Combination of a STAT3 inhibitor with anti-PD-1 immunotherapy is an effective treatment regimen for a vemurafenib-resistant melanoma.

Patients with BRAF-mutant melanoma are effectively treated with the BRAF-inhibiting drug, vemurafenib, but soon develop drug resistance, limiting vemurafenib's therapeutic efficacy. Constitutive activation of STAT3 in cancer cells and immune cells in the tumor microenvironment (TME) is a crucial contributor to the development of drug resistance and immune evasion in most cancers. Here, we investigated the antitumor efficacy and TME remodeling by APT-9R, a cell-permeable STAT3 inhibitory peptide, as a strategy to treat vemurafenib-resistant melanoma.
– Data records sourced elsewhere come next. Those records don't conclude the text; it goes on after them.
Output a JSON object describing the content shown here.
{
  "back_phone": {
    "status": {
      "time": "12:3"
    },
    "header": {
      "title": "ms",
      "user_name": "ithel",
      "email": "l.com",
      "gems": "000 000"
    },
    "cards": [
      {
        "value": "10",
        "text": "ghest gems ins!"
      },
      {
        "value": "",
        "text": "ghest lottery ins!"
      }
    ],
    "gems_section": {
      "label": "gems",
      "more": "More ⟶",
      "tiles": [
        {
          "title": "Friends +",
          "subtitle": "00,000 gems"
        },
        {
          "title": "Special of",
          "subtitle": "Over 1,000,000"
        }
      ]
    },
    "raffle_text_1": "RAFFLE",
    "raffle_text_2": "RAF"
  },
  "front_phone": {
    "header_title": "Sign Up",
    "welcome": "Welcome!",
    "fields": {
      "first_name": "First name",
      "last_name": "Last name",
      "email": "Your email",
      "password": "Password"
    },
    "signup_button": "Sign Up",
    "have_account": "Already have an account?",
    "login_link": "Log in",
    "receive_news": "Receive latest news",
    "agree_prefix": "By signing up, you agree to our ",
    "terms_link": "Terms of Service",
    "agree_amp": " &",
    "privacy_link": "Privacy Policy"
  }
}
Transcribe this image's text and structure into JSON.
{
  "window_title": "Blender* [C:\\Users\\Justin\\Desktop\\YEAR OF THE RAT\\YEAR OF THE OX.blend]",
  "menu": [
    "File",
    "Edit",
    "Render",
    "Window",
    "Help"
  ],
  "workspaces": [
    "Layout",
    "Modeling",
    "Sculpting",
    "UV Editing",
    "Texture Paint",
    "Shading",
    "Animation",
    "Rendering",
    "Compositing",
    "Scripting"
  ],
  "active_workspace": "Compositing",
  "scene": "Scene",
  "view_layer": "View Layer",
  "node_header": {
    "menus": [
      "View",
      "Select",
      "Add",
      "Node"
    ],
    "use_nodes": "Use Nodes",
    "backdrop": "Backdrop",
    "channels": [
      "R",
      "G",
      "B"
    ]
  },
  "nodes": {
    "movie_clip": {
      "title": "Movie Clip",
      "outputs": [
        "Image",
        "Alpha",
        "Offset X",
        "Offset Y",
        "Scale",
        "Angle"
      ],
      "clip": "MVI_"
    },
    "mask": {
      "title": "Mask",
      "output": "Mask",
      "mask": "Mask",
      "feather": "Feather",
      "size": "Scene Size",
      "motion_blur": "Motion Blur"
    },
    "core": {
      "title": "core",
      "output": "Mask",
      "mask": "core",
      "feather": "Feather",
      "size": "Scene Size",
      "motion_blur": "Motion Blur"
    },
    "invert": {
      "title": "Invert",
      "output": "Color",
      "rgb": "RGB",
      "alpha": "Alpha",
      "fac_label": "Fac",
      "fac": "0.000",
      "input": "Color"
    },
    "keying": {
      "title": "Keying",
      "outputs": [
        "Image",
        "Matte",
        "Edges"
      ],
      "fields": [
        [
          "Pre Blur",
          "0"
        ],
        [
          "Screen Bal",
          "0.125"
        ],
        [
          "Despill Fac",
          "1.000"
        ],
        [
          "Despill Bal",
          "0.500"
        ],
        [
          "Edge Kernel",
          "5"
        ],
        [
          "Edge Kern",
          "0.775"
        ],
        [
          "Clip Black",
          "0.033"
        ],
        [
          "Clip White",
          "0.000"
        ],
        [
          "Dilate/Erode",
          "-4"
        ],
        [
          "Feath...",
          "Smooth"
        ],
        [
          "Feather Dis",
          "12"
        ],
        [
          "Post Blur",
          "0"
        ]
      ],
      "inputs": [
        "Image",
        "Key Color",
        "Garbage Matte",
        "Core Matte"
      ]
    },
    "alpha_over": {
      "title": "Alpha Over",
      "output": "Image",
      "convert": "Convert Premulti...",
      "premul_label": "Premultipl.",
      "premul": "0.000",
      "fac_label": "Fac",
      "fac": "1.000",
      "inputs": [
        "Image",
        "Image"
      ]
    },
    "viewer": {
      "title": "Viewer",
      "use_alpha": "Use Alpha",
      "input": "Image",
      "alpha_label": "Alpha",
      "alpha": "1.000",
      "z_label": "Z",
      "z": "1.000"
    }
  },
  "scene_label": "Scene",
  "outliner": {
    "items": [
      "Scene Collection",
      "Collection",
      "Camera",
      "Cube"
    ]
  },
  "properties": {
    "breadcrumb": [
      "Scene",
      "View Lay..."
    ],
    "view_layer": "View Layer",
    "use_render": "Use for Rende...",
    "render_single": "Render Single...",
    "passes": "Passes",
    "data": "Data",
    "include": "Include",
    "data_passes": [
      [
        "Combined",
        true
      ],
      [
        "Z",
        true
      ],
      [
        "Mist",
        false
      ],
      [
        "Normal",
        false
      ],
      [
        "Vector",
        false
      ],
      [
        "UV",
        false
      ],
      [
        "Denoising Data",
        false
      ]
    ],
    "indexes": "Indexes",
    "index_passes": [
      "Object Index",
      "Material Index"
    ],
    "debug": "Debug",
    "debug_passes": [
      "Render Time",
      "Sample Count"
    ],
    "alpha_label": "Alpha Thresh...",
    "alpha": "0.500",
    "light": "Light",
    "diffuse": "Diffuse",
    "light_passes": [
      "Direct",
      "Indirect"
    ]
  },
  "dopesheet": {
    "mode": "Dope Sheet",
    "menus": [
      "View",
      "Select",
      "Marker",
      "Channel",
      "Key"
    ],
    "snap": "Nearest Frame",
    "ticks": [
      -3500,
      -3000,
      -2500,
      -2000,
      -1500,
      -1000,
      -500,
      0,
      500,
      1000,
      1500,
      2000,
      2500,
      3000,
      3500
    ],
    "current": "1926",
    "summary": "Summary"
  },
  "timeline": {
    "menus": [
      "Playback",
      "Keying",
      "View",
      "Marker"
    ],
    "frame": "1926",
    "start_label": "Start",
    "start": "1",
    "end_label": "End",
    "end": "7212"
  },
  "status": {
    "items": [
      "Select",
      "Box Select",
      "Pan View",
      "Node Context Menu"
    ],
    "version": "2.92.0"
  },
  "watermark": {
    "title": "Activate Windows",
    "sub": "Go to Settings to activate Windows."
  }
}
We found that vemurafenib-resistant melanoma remodels into immunosuppressive TME by increasing the expression of specific chemokines to facilitate the infiltration of immunosuppressive immune cells, such as myeloid-derived suppressor cells (MDSCs) and tumor-associated macrophages (TAMs). Intratumoral treatment of APT-9R led to a reduction in the population of MDSCs and TAMs, while increasing infiltration of cytotoxic T lymphocytes in the TME. Moreover, combination therapy with APT-9R and an anti-PD-1 antibody enhanced significant suppression of tumor growth by decreasing infiltration of these immunosuppressive immune cells while increasing the infiltration and cytotoxicity of CD8 T cells. These findings suggest that combined blockade of STAT3 and PD-1 signaling pathways may be an effective treatment option for overcoming poor therapeutic outcomes associated with drug-resistant BRAF-mutant melanoma.